A search on PCL and Stealth will bring up a surprising number of detailed publications and briefs on the concept. Hope this helps.

posted on Sep, 5 2006 @ 06:46 PM
So - what kind of range are we talking here with passive radar noise / Mutiple radar detection systems...? I mean, I realise that if your talking Air to Air at 70 miles+ with an F22 doing Mach 2, It's pretty doubtfull your going to be able to track/target it.

But what about Ground to air defence systems against ground attack aircraft...?

I mean this raises some serious questions about the F35 (Like it doesn't already have enough problems: Melting its own carrier on take off and landing...) - If this thing is going to be the US's main bomber (not its biggest, but surely most used) and the UK's only combat aircraft that'll be deployable outside of europe: Whats the point in spending ALL that money on a stealth system that won't offer that much protection...?

Im sure this technologys in it's infancy but if its something that comes down to computer number crunching it'll ownly be a matter of time.
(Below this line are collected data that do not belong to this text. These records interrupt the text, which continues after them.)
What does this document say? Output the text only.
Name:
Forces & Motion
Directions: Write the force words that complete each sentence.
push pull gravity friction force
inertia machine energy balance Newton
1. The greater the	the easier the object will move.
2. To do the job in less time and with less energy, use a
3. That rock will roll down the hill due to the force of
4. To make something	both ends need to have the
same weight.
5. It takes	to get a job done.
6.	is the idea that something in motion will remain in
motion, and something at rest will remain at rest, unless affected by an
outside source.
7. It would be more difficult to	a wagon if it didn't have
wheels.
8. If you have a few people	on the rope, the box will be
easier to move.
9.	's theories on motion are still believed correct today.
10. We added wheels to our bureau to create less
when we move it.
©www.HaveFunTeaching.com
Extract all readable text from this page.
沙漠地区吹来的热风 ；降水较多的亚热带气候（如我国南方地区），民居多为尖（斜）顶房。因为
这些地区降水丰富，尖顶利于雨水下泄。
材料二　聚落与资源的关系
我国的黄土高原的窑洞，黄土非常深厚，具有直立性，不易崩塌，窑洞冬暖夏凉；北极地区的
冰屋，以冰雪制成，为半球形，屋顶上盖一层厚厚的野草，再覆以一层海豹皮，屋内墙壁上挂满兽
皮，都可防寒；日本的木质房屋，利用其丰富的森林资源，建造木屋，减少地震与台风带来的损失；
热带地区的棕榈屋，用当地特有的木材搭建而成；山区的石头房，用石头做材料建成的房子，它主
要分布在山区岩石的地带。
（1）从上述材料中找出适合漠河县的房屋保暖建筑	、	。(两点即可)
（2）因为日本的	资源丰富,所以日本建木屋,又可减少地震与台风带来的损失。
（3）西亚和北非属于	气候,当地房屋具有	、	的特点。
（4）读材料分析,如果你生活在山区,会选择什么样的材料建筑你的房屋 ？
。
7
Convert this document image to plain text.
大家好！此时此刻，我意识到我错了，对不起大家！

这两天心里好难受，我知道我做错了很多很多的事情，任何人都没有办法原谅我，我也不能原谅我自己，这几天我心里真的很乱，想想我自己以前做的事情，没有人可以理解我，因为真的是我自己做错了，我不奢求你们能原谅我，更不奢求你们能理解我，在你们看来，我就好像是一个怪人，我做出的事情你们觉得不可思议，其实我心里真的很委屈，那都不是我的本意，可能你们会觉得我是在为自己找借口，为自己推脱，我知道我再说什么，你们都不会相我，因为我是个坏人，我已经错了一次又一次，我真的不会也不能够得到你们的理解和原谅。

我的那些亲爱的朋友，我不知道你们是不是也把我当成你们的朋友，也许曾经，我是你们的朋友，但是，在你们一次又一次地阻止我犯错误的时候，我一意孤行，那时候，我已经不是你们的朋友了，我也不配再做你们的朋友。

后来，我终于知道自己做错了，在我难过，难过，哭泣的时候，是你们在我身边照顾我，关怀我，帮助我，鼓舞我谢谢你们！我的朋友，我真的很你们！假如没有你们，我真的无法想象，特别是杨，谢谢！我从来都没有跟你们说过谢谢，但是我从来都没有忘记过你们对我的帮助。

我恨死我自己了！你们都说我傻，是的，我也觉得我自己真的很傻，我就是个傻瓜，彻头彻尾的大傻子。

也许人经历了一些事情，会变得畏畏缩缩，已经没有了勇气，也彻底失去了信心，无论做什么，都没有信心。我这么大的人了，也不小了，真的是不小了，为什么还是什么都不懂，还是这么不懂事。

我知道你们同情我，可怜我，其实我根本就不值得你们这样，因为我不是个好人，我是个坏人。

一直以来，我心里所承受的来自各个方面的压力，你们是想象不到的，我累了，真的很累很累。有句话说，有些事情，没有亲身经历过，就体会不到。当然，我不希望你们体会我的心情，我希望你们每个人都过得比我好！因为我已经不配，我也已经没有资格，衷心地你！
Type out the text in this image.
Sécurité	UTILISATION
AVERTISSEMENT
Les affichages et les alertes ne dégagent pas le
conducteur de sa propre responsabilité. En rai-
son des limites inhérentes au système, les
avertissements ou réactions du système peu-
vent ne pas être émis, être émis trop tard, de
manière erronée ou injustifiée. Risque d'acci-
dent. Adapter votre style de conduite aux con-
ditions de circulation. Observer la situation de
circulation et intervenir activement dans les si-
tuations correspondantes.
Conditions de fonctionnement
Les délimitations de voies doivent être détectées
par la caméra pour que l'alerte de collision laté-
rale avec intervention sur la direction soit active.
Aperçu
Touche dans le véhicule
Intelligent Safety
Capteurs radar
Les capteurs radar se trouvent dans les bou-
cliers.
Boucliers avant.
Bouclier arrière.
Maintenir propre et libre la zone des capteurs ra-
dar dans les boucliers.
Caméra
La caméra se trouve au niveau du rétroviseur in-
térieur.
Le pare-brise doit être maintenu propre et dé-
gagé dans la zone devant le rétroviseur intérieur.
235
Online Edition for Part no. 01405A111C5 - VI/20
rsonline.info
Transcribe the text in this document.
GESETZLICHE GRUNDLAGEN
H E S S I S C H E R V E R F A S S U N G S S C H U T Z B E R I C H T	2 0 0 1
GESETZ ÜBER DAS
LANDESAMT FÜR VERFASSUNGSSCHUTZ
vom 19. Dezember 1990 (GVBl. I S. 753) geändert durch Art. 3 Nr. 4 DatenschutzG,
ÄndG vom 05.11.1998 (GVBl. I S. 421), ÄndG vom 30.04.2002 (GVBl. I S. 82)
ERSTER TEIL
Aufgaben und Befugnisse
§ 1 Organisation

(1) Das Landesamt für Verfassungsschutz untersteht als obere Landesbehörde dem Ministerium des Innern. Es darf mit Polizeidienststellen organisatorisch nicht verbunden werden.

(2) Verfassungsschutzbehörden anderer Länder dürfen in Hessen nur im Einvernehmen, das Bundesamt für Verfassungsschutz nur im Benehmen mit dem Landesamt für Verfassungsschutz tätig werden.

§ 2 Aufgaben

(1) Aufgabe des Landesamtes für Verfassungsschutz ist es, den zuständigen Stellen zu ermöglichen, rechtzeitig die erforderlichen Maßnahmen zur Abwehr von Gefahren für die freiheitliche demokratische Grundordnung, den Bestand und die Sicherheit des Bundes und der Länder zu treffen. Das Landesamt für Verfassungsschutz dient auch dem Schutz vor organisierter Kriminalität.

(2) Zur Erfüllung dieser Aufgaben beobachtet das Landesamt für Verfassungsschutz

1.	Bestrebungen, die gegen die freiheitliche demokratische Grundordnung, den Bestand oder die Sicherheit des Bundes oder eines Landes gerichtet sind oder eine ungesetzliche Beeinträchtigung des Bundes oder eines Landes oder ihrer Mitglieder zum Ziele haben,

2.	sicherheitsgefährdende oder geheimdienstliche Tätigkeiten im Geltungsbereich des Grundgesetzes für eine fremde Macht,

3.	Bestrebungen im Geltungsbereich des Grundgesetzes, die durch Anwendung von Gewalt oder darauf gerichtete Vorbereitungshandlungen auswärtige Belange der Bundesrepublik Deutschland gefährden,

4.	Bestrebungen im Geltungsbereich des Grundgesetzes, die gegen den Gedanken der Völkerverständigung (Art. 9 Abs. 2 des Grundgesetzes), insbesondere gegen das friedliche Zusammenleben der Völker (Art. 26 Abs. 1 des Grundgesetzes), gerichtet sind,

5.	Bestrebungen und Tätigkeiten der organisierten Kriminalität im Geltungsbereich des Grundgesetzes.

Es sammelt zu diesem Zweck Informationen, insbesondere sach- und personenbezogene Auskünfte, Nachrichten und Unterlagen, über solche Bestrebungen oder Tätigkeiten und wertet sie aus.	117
posted on Sep, 5 2006 @ 07:53 PM
Simple, all that will tell you is that something is there. Now you still have to vector something to it, and these things won't be able to provide a lock, just knowledge that it's there. The aircraft radar is far less effective, this and the fact that you've got nonstealthy aircraft attacking things like this before while the stealthy platforms are still flying.

Now, you can use anti-SR-71 tactics to try to shoot down the stealthy platforms. You launch a missile into the path of the stealthy aircraft and hopefully it will be in range by the time the seeker head goes active. If not, you just wasted a missile. Within about 10 miles (usually activation distance of most seekers) you can usually detect a stealth aircraft. Now, from the rumors circulating about the F-22, maybe none of this will help.

posted on Sep, 6 2006 @ 04:07 AM
Yeah, the problem (as LoBs states above) is tying the tracking radar into a fire-control solution.

The long wavelength radar does not provide sufficient resolution for a missile shot. Its concievable that the various other methods discussed here will, then the challenge is to present that data to a SAM site in sufficient time to allow them to launch missiles. They may even be able to use the off-board radar as a means of guidance, meaning the SAM battery need not reveal its position by using its own radar system.

Now, if the radar emitters could be de-coupled from the civilian power grid and there are a sufficient number, that would represent a major challenge to any penetrating airforce, HARMs would become effectively useless against SAMs, and depending on radar illumination times, they might not have time to get a lock on a radar emitter.

posted on Sep, 6 2006 @ 04:53 AM
If you can get enough information on an aircraft to gauge roughly where it is and where its going, hitting it with a missile shouldn't be too hard.

Modern heat seeking missiles are sensitive enough to track aircraft from any angle; the heat from air friction on the leading edges is enough to get a lock on even stealth aircraft from a good distance away. So add in a GPS/INS "autopilot" mode to an IR homing missile, give it LOAL (Lock on after launch) capability, and you've got all you need.

Most IR missiles are good for several km of range, while I'm guessing the tracking innacuracy via. radar is hundreds of meters at most. Fly the missile into the flightpath of the target aircraft via. remote guidance, and the IR seeker can take over once it gets close enough to track the target on its own.